Nous avons vu comment le tristement célèbre massacre de Bucha, une opération sous faux drapeau menée en avril 2022 (par le régime de Kiev, sans doute avec la complicité des services secrets britanniques MI6), a été exploité par le gouvernement britannique et ses médias pour saboter un accord de paix potentiel dès les premières semaines du conflit. L'intervention délibérée de Londres a donc prolongé le conflit de quatre années supplémentaires, faisant des millions de victimes.
Les Britanniques fournissent au régime de Kiev des missiles de croisière, des drones et des renseignements ciblés pour tuer des civils russes, puis des personnes comme Rosenberg vantent les mérites du régime de Kiev pour avoir "porté la guerre en Russie".
Le massacre de Starobelsk il y a trois semaines est l'un des nombreux exemples de la manière dont la BBC et les médias occidentaux servent de relais de propagande flagrants pour déformer et prolonger le conflit. Si Rosenberg avait réellement fait son travail et rapporté ce crime terroriste commis par le régime de l'OTAN, le soutien occidental au régime aurait été remis en cause et des négociations auraient été imposées pour mettre fin au conflit.

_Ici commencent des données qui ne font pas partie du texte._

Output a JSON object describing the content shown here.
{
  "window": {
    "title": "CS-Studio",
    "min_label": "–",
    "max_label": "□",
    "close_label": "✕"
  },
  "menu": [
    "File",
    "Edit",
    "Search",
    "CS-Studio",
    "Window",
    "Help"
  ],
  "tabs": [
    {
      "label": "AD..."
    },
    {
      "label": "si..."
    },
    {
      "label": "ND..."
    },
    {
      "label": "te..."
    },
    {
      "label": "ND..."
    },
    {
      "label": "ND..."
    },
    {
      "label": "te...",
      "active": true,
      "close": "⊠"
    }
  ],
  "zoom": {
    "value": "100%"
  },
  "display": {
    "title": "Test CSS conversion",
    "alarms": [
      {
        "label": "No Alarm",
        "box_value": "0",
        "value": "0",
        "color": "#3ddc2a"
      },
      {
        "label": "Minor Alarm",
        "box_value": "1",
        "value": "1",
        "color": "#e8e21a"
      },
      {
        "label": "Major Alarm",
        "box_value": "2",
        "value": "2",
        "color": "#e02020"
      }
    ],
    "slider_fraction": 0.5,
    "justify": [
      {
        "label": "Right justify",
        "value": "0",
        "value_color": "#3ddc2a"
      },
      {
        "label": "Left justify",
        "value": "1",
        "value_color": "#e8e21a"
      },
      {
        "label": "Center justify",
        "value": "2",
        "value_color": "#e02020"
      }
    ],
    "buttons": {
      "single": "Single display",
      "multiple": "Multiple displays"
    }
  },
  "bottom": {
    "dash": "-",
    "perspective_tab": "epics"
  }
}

L'effronterie de la BBC en particulier s'apparente à celle d'un rat sermonnant un ours. Les autorités russes devraient envisager une riposte appropriée à ces outrages arrogants à leur bonne volonté. On pourrait suggérer que M. Rosenberg soit prié de faire ses valises et rentre en Angleterre, où il pourrait peut-être se faire un nom en tant que journaliste digne de ce nom, en rendant compte de l'état de délabrement de la société britannique. Ou bien, puisqu'il aime jouer du piano en amateur pendant ses loisirs, il pourrait décrocher un boulot dans le bordel du coin pour tapoter des airs bas de gamme et sans saveur.